Ingredients:
For Batter:
1 cup gram flour
1 tbsp semolina (rava, optional)
1 1/2 tsp lemon juice
1 tsp Eno
1 tsp crushed green chili and ginger
3/4 cup water
1/4 cup yogurt/ curd
1 tsp oil (for greasing)
1/2 tsp salt
For tempering:
2 tbsp oil
10-15 curry leaves
1/2 tsp mustard seeds
1 tbsp sugar
5-6 green chilies, slit lengthwise
2 tbsp chopped coriander leaves
1 pinch asafoetida
1/3 cup water
Method:
Add gram flour, semolina, lemon juice, chili- ginger paste, water and salt and mix them to a smooth batter. Ensure that there are no lumps.
Add Eno and stir for approximately 1 minute. It helps the batter to rise instantly. The batter should increase approximatelty to double.

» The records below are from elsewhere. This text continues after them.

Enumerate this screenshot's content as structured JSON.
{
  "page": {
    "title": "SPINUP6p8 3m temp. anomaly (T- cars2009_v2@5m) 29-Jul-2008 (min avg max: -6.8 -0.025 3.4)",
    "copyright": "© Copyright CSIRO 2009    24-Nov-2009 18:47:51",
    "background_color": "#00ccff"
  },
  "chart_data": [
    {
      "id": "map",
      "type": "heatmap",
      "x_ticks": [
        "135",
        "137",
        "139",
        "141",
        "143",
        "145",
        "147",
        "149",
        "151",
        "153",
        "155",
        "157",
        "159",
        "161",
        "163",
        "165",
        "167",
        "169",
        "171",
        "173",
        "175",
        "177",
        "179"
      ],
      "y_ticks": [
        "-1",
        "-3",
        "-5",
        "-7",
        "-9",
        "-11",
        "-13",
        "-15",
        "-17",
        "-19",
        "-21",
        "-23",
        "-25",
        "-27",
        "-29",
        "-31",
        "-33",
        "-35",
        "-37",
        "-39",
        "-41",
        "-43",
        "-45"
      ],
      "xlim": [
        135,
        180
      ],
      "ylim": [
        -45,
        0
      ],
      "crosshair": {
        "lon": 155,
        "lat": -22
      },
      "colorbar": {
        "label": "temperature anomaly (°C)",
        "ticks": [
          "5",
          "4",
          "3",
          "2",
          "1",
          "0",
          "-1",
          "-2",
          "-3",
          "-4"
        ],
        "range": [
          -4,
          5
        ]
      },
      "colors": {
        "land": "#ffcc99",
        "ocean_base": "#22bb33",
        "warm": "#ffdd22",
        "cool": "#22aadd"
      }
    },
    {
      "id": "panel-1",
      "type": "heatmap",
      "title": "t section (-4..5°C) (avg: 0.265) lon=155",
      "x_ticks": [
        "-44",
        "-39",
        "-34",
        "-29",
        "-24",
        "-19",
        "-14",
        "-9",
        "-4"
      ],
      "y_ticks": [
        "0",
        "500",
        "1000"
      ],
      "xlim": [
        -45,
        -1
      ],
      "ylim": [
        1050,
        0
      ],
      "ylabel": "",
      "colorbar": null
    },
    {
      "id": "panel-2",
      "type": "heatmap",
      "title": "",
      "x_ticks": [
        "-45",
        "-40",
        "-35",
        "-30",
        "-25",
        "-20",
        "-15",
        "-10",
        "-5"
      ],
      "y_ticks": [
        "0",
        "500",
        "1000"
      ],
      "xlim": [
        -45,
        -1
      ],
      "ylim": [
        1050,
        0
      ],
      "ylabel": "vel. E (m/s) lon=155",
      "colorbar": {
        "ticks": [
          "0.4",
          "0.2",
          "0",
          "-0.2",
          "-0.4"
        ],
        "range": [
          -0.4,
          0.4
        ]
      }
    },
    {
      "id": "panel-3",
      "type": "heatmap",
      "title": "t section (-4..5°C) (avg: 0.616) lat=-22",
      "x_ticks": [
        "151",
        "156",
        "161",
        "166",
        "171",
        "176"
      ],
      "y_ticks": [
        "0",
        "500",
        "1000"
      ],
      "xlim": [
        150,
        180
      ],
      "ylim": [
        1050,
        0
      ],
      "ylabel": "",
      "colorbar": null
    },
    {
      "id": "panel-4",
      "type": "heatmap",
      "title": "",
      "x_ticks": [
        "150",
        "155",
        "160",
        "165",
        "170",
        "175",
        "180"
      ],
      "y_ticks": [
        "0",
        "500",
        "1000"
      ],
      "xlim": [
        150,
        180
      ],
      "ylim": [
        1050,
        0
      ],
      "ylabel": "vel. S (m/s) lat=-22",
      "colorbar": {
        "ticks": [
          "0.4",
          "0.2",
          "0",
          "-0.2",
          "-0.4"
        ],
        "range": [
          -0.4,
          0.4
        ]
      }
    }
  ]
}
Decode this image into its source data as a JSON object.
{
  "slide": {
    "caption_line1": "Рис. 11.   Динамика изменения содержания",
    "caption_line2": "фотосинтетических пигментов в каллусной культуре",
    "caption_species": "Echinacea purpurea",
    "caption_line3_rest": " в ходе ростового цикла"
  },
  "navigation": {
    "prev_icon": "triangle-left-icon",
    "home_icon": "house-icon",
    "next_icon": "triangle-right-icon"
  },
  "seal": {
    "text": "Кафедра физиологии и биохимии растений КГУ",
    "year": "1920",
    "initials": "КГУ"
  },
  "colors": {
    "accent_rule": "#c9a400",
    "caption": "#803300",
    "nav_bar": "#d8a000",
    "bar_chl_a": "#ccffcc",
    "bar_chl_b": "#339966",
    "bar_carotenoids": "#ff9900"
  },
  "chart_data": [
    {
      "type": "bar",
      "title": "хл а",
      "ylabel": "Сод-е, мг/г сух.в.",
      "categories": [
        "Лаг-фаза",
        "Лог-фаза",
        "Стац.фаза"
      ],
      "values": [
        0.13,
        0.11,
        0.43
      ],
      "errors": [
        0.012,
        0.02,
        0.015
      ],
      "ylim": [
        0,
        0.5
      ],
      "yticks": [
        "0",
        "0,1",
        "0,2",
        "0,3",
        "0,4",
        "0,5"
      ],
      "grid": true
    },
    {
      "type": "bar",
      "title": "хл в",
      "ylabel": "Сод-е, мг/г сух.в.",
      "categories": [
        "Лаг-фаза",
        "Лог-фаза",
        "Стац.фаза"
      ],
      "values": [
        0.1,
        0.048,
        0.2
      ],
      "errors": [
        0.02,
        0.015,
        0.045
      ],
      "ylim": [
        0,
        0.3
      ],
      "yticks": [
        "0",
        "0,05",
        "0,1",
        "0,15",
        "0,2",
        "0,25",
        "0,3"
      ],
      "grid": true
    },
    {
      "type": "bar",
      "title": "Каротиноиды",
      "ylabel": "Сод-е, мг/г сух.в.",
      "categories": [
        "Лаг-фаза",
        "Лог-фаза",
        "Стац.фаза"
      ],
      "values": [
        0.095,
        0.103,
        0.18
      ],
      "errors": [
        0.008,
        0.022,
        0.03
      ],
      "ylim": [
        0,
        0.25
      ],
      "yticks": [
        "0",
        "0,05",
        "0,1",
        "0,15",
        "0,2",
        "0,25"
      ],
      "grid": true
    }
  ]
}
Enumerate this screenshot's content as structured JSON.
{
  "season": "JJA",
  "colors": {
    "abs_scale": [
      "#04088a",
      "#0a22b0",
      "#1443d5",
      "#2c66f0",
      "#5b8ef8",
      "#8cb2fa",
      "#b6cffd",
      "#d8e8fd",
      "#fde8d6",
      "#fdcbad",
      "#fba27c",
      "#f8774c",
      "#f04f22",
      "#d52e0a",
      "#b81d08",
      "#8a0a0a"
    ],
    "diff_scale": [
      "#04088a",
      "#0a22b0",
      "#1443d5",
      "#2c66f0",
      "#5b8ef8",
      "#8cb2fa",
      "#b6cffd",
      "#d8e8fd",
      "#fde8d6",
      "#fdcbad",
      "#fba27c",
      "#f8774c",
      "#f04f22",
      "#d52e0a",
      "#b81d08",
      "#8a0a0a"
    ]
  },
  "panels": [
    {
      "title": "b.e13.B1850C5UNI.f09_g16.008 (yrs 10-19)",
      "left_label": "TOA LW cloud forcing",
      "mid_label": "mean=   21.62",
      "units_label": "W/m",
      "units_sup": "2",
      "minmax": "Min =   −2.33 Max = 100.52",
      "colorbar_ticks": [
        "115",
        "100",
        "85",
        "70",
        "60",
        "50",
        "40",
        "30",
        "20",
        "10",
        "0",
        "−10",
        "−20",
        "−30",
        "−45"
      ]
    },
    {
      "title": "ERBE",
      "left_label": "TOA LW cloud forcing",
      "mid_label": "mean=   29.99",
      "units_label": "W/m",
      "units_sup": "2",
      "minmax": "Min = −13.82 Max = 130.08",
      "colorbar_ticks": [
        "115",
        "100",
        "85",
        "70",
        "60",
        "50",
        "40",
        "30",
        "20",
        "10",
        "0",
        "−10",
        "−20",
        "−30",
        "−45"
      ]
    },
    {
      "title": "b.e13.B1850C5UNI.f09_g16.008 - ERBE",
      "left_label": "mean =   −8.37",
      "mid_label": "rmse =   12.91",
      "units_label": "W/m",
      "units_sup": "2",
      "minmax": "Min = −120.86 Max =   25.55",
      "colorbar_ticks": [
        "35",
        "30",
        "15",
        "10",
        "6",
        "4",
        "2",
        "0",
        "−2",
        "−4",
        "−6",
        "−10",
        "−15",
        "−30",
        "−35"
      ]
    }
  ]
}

Grease the plates and add batter to it. (I used the idli maker plates to prepare the dhokla). Place the plates in the microwave for 7-8 minutes. Check with knife/ toothpick if it comes out clean then the dhokla is done else cook for 2- 3 more minutes.
Tip - Using the idli maker helped me to have the ready to eat quick bites and it was easy to make in a microwave.
Tempering:
Heat oil in a small pan add mustard seeds and let it crackle. Now add curry leaves and chilies. Saute them for 2-3 minutes.
Add 1/3 cup of water and sugar and bring to boil. Cook for high heat for 1 minute. Pour the tempering dhokla. Garnish with chopped coriander leaves. Server with coconut chutney.